Con gli altri gruppi di opposizione presenterete degli emendamenti comuni alla manovra?
«Ci stiamo lavorando. Siamo d’accordo che il contributo di solidarietà vada mantenuto. O sul fatto che si potrebbero inserire sgravi per i carichi familiari. Sul capitolo liberalizzazioni mi aspetto che anche il governo si
mostri disponibile, anche se finora segnali non ci sono stati e anzi la maggioranza ha mostrato un atteggiamento conservatore su tutto».
Per Confindustria, visto lo spread sui titoli italiani, i rischi per il nostro paese rimangono elevati: lei che dice?
«Che approvata la manovra questo governo se ne deve andare. Noi abbiamo lanciato l’allarme sulla crisi quando loro continuavano a negarla. La stessa discussione di queste settimaneha svelato quanto siano fragili i piedi di questo colosso d’argilla, tenuto in piedi a colpi di Scilipoti».
Ma c’è in Parlamento una maggioranza alternativa che possa sostenere un diverso governo?
«Io me lo auguro. La stessa discussione sulla manovra può servire a definire una coalizione interessata alla salvezza dell’Italia, perché è di questo che stiamo parlando».

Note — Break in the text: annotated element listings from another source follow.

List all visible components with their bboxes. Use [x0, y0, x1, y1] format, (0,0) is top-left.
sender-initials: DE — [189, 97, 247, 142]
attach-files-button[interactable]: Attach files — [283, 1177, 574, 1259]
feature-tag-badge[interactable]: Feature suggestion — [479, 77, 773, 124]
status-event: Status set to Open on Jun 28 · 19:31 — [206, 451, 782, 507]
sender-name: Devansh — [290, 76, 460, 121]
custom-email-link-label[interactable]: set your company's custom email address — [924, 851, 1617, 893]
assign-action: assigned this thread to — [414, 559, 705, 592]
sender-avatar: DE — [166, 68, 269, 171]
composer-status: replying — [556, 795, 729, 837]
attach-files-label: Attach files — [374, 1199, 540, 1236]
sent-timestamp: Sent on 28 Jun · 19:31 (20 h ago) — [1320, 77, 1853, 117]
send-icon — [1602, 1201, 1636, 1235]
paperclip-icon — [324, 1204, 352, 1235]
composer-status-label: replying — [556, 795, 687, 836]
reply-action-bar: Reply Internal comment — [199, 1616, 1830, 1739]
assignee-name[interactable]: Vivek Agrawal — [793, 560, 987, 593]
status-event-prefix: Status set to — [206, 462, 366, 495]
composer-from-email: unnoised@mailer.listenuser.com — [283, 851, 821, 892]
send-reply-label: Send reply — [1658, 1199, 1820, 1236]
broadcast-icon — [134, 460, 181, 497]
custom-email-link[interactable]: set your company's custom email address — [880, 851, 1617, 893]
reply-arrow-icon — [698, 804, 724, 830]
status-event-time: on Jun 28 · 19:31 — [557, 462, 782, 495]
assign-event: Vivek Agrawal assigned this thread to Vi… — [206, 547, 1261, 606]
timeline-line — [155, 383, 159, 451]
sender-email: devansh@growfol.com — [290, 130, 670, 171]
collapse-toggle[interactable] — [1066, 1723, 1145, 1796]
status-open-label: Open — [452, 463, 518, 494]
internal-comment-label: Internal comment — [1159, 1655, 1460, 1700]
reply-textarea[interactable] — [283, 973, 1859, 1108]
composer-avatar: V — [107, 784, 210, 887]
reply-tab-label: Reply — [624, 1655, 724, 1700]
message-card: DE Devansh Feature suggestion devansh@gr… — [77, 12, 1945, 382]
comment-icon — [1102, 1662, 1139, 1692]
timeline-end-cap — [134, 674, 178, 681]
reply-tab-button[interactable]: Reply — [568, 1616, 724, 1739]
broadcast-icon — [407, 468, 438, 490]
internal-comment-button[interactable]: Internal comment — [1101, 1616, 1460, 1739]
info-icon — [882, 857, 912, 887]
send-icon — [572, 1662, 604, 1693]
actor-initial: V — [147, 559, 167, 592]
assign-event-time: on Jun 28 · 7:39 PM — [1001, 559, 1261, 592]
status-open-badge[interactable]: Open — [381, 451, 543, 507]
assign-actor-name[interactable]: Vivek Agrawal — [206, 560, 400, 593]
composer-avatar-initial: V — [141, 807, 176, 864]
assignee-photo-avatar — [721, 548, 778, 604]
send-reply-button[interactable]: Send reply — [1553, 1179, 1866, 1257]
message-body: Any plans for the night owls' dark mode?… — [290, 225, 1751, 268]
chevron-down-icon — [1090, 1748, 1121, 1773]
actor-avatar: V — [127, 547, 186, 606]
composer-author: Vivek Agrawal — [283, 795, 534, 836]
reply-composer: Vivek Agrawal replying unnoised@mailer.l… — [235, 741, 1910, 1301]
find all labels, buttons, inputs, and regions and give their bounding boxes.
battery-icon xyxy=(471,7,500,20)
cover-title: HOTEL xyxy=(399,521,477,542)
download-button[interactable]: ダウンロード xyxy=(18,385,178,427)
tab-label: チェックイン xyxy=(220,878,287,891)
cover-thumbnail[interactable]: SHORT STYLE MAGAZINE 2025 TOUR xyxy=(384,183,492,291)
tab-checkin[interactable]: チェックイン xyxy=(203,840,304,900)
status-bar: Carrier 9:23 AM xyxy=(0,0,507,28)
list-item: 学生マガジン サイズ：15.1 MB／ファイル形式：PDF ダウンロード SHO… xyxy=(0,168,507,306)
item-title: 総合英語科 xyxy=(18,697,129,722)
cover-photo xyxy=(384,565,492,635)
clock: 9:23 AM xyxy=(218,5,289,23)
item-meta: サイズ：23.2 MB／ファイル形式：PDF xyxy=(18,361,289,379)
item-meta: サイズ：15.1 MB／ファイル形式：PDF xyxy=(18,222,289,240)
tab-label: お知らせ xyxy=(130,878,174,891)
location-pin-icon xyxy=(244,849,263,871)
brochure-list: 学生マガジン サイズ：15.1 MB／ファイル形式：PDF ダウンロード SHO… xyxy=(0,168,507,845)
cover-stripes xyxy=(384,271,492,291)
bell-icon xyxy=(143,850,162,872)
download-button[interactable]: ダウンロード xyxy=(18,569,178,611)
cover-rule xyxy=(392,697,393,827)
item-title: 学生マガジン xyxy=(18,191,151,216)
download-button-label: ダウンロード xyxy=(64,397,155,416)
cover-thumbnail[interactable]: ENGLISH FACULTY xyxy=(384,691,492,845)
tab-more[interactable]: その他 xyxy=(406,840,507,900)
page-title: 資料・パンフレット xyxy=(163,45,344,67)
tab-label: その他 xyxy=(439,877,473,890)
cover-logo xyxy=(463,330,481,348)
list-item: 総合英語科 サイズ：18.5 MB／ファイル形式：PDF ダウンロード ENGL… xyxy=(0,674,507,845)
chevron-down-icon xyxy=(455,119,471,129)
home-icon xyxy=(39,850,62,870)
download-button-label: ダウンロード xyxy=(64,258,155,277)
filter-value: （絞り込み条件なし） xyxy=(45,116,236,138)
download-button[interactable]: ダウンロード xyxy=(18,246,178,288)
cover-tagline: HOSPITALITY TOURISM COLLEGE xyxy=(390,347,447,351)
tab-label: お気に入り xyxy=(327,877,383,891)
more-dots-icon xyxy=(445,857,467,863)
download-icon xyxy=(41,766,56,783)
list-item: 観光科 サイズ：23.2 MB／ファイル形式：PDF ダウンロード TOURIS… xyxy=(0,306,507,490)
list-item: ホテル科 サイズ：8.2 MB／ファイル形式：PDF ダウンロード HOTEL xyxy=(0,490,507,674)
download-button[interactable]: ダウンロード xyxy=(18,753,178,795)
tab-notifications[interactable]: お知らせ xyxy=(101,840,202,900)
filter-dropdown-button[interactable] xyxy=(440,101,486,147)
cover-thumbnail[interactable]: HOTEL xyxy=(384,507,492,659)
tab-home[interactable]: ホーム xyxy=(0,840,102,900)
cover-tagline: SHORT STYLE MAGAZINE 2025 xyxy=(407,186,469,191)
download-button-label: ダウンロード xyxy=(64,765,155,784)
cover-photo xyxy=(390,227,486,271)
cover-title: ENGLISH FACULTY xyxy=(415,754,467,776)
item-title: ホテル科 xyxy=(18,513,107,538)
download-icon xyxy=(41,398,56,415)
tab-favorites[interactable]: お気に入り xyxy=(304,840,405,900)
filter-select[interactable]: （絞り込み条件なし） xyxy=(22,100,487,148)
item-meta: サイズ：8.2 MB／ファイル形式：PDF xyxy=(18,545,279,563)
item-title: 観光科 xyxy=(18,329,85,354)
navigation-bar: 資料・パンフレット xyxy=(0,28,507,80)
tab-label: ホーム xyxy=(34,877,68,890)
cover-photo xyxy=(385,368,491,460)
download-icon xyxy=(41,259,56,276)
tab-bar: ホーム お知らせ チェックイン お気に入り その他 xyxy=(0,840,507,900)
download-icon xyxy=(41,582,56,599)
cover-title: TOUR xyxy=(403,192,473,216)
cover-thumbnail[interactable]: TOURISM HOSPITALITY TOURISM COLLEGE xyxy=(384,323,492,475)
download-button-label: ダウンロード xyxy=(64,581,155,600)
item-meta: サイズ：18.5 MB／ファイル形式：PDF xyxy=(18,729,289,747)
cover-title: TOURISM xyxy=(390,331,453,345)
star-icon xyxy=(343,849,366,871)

Non la preoccupa il fatto che l’opposizione sia divisa sullo sciopero generale indetto dalla Cgil?
«I partiti devono rispettare l’autonomia dei sindacati, soprattutto in un momento come questo, col governo
che in modo irresponsabile lavora per dividere il fronte sindacale. Noi dobbiamo invece lavorare per tenere insieme le forze sociali, per valorizzare il momento unitario raggiunto con l’accordo del 28 giugno».
Ci saranno esponenti del Pd in piazza, il 6 settembre?
«Ci saranno,comes ono stati a manifestazioni di altri sindacati. E lo ritengo normale».